Slice The slice method allows you to use indexes to specify a portion of the column to extract.

(def myclm
  (column (repeatedly 10 #(rand-int 10))))
...
myclm
...
(col/slice myclm 3 5)
...

It also supports negative indexing, making it possible to slice from the end of the column:

(col/slice myclm -7 -5)
...

It's also possible to slice from one direction to the beginning or end:

(col/slice myclm 7 :end)
...
(col/slice myclm -3 :end)
...
(col/slice myclm :start 7)
...
(col/slice myclm :start -3)
...

Select

The select fn works by taking a list of index positions:

(col/select myclm [1 3 5 8])
...

We can combine this type of selection with the operations just demonstrated to select certain values.

myclm
...

Let's see which positions are greter than 5.

(ops/> myclm 5)
...

We can use a column of boolean values like the one above with the select function as well. select will choose all the positions that are true. It's like supplying select a list of the index positions that hold true values.

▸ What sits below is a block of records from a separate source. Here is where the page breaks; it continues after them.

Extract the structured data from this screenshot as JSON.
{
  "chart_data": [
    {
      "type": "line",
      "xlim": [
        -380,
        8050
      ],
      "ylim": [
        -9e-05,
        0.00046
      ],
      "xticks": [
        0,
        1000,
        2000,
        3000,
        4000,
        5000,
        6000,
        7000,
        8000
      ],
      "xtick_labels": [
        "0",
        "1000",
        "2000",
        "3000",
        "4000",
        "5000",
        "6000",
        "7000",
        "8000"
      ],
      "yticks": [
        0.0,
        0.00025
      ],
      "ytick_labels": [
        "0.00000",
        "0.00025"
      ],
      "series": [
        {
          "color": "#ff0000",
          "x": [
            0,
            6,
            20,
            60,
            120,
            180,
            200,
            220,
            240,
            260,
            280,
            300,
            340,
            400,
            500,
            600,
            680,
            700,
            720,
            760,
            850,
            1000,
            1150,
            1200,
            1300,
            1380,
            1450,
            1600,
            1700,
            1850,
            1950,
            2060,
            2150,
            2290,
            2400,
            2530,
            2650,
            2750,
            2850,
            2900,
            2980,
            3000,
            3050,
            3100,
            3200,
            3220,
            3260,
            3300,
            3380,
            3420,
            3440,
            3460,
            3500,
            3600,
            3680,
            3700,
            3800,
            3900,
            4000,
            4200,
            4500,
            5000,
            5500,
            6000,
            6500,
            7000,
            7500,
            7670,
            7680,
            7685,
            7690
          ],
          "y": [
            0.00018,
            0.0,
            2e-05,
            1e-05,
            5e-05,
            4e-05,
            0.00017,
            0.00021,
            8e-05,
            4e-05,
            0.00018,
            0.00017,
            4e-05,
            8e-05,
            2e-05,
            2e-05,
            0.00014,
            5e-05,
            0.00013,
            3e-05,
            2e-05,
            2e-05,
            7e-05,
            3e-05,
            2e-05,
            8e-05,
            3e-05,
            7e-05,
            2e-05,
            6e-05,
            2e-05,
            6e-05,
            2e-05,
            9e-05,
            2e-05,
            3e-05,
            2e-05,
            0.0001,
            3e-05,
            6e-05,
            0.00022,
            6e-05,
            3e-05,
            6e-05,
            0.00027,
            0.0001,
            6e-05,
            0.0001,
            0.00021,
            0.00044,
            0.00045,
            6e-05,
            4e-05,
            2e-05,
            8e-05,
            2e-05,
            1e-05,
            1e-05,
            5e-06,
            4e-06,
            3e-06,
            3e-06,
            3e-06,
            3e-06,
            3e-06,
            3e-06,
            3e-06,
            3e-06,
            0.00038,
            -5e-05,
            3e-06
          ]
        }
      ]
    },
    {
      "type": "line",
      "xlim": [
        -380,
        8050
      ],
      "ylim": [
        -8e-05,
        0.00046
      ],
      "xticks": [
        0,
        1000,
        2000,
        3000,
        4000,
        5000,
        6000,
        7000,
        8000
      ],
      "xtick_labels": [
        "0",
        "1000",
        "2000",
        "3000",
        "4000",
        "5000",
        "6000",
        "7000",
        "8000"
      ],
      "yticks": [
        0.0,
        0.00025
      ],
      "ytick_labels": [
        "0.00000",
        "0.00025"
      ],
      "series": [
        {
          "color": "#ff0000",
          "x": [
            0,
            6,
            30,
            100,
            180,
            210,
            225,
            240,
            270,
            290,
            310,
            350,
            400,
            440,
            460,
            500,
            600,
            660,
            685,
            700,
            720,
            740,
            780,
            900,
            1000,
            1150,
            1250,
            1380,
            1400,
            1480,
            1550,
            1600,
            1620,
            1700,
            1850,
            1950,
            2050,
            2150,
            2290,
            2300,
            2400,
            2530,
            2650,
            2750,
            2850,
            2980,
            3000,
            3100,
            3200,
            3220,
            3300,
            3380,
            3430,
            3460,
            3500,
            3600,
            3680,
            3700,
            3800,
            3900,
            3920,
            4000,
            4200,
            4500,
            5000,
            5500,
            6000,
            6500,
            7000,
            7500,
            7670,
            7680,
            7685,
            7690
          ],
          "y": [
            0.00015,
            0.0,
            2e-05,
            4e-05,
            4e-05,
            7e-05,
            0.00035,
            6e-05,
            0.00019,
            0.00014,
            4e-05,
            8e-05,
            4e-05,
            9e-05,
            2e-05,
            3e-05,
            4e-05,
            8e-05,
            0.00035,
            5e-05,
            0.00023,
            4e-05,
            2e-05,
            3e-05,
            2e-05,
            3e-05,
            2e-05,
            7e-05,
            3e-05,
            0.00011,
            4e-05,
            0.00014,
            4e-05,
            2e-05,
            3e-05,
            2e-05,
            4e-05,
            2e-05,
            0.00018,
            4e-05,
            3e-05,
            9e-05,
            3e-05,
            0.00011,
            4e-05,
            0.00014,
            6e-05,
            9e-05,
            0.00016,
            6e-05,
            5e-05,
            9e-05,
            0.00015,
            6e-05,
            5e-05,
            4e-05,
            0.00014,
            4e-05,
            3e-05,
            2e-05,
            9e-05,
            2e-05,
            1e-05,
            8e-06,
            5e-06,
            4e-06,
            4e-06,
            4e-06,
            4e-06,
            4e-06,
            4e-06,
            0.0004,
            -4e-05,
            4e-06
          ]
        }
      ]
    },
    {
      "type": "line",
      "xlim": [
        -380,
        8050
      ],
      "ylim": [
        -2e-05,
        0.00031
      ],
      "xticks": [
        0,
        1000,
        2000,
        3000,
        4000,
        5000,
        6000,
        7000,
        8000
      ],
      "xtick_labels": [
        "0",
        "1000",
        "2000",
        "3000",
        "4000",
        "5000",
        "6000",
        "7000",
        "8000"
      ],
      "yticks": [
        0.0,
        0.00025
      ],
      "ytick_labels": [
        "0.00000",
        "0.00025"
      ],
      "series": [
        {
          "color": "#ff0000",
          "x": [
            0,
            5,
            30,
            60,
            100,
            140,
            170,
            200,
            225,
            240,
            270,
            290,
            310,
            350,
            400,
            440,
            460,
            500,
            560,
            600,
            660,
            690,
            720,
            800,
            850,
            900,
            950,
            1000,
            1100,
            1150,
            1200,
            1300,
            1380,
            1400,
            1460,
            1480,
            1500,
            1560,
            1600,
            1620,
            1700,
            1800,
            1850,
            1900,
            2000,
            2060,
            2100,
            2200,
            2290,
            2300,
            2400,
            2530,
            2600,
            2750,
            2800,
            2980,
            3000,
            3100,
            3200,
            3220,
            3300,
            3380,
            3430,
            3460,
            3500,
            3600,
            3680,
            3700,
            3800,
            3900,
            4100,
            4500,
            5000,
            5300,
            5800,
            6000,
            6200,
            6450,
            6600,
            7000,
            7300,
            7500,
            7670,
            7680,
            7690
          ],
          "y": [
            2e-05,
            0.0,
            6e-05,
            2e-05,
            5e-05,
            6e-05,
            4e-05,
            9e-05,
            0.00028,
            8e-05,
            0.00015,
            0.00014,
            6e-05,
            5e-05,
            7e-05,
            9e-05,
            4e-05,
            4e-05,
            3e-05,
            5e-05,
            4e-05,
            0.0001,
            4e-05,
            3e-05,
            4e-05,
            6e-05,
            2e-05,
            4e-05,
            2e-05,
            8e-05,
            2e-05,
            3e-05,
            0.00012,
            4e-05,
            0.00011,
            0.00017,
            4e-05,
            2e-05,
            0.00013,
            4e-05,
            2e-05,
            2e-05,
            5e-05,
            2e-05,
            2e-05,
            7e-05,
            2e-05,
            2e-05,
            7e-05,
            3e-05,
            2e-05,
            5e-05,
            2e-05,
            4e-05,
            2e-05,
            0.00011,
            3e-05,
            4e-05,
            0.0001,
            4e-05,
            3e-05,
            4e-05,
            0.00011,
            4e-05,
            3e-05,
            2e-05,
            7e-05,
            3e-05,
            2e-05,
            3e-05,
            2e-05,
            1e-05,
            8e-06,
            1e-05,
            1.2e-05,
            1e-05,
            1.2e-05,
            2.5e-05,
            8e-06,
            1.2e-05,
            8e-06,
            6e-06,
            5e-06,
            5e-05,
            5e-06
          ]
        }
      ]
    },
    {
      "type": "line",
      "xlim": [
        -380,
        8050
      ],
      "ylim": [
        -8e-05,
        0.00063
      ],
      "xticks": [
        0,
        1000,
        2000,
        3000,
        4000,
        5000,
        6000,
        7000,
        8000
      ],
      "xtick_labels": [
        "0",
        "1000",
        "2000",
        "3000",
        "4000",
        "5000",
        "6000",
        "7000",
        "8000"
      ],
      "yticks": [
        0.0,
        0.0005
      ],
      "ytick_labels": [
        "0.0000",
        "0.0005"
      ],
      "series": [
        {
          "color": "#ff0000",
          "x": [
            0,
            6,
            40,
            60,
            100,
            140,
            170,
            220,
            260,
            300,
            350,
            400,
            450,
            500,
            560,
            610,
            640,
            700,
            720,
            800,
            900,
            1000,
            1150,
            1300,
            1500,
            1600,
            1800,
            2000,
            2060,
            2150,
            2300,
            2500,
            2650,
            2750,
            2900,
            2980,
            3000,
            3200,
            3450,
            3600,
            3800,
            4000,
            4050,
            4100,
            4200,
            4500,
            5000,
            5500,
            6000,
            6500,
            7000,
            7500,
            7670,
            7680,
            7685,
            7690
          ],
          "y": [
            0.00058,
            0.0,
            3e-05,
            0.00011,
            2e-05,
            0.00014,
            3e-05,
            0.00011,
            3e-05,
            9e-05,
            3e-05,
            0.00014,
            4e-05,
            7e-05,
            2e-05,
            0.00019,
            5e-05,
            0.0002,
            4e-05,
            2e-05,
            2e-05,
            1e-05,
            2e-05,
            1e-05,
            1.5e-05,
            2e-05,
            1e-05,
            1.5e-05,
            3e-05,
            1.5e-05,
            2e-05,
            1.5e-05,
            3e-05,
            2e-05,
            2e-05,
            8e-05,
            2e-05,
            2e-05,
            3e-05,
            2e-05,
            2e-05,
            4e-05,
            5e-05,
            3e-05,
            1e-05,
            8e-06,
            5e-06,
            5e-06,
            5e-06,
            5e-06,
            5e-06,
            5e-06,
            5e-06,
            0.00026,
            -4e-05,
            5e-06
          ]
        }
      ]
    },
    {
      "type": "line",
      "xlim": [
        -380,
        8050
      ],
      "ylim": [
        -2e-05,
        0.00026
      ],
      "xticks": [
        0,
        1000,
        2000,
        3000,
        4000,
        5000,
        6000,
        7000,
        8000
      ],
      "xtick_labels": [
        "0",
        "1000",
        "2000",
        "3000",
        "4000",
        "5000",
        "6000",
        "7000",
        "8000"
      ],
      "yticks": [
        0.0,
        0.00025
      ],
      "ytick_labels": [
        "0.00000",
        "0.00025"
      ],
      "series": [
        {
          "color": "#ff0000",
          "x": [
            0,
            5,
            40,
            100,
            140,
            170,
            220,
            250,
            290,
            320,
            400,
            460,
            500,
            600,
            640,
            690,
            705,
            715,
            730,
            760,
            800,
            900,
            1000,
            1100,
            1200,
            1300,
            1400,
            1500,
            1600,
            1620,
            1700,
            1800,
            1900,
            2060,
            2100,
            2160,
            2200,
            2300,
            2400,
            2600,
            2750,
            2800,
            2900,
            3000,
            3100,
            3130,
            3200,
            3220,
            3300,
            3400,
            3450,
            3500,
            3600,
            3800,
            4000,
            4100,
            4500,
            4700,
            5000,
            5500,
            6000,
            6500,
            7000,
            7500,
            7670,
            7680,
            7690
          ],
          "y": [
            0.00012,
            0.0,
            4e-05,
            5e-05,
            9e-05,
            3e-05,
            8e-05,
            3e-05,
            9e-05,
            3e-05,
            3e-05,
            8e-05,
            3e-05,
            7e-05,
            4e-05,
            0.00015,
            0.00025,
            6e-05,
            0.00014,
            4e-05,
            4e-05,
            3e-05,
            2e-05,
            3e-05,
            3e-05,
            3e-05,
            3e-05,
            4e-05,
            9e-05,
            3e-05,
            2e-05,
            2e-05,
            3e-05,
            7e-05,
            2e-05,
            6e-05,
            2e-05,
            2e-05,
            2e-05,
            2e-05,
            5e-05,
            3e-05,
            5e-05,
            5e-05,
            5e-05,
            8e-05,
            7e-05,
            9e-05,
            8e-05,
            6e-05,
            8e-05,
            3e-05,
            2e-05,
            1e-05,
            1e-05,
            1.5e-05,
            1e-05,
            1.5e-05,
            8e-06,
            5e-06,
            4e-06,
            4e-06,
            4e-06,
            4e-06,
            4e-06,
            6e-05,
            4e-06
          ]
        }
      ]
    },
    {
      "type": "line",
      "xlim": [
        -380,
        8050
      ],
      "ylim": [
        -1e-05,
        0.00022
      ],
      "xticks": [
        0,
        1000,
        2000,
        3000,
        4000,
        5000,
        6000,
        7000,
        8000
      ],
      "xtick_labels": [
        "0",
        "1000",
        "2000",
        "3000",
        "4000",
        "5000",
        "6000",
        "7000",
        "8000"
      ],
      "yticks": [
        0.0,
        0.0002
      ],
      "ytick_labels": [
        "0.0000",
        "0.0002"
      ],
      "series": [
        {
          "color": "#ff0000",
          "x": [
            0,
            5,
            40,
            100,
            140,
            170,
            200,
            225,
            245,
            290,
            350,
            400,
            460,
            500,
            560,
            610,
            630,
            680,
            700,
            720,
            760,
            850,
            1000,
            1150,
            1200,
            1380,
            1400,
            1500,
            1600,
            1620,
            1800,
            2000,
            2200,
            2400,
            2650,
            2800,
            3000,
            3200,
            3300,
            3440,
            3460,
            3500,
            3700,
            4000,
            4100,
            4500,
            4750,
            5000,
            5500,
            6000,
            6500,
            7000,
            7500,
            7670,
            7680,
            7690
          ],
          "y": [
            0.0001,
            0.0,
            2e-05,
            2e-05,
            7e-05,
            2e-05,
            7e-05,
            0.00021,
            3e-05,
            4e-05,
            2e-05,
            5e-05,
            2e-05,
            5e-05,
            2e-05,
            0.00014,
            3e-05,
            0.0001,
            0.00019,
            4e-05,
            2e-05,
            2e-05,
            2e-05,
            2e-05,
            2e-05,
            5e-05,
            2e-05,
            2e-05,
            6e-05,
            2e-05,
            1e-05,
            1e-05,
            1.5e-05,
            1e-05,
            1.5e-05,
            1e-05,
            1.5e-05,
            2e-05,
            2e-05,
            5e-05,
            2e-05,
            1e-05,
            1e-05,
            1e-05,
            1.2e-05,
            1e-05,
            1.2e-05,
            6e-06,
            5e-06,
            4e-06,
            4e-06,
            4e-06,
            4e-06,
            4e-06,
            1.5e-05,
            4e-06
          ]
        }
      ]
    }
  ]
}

(col/select myclm (ops/> myclm 5))
...

Iterating over a column

Many operations that you might want to perform on a column are available in the tablecloth.column.api.operators namespace. However, when there is a need to do something custom, you can also interate over the column.

(defn calc-percent [x]
  (/ x 100.0))
...
(col/column-map myclm calc-percent)
...

It's also possible to iterate over multiple columns by supplying a vector of columns:

(-> [(column [5 6 7 8 9])
     (column [1 2 3 4 5])]
    (col/column-map (partial *)))
...
(comment 
  (-> (column [1 nil 2 3 nil 0])
      (ops/* 10))

  (-> (column [1 nil 2 3 nil 0])
      (ops/max [10 10 10 10 10 10]))


  (tech.v3.dataset.column/missing))
...

Sorting a column

You can use sort-column to sort a colum

(def myclm (column (repeatedly 10 #(rand-int 100))))
...
myclm
...
(col/sort-column myclm)
...

As you can see, sort-columns sorts in ascending order by default, but you can also specify a different order using ordering keywords :asc and :desc:

(col/sort-column myclm :desc)
...

Finally, sort can also accept a comparator-fn:

(let [c (column ["1" "100" "4" "-10"])]
  (col/sort-column c (fn [a b]
                       (let [a (parse-long a)
                             b (parse-long b)]
                         (< a b)))))
...

Missing values

The column has built-in support for basic awareness and handling of missing values. Columns will be scanned for missing values when created.

(def myclm (column [10 nil -4 20 1000 nil -233]))
...

You can identify the set of index positions of missing values:

(col/missing myclm)
...
(col/count-missing myclm)
...

You can remove missing values:

(col/drop-missing myclm)
...

Or you can replace them:

(col/replace-missing myclm)
...

There are a range of built-in strategies:

(col/replace-missing myclm :midpoint)
...

And you can provide your own value using a specific value or fn:

(col/replace-missing myclm :value 555)
...
(col/replace-missing myclm :value (fn [col-without-missing]
                                    (ops/mean col-without-missing)))
...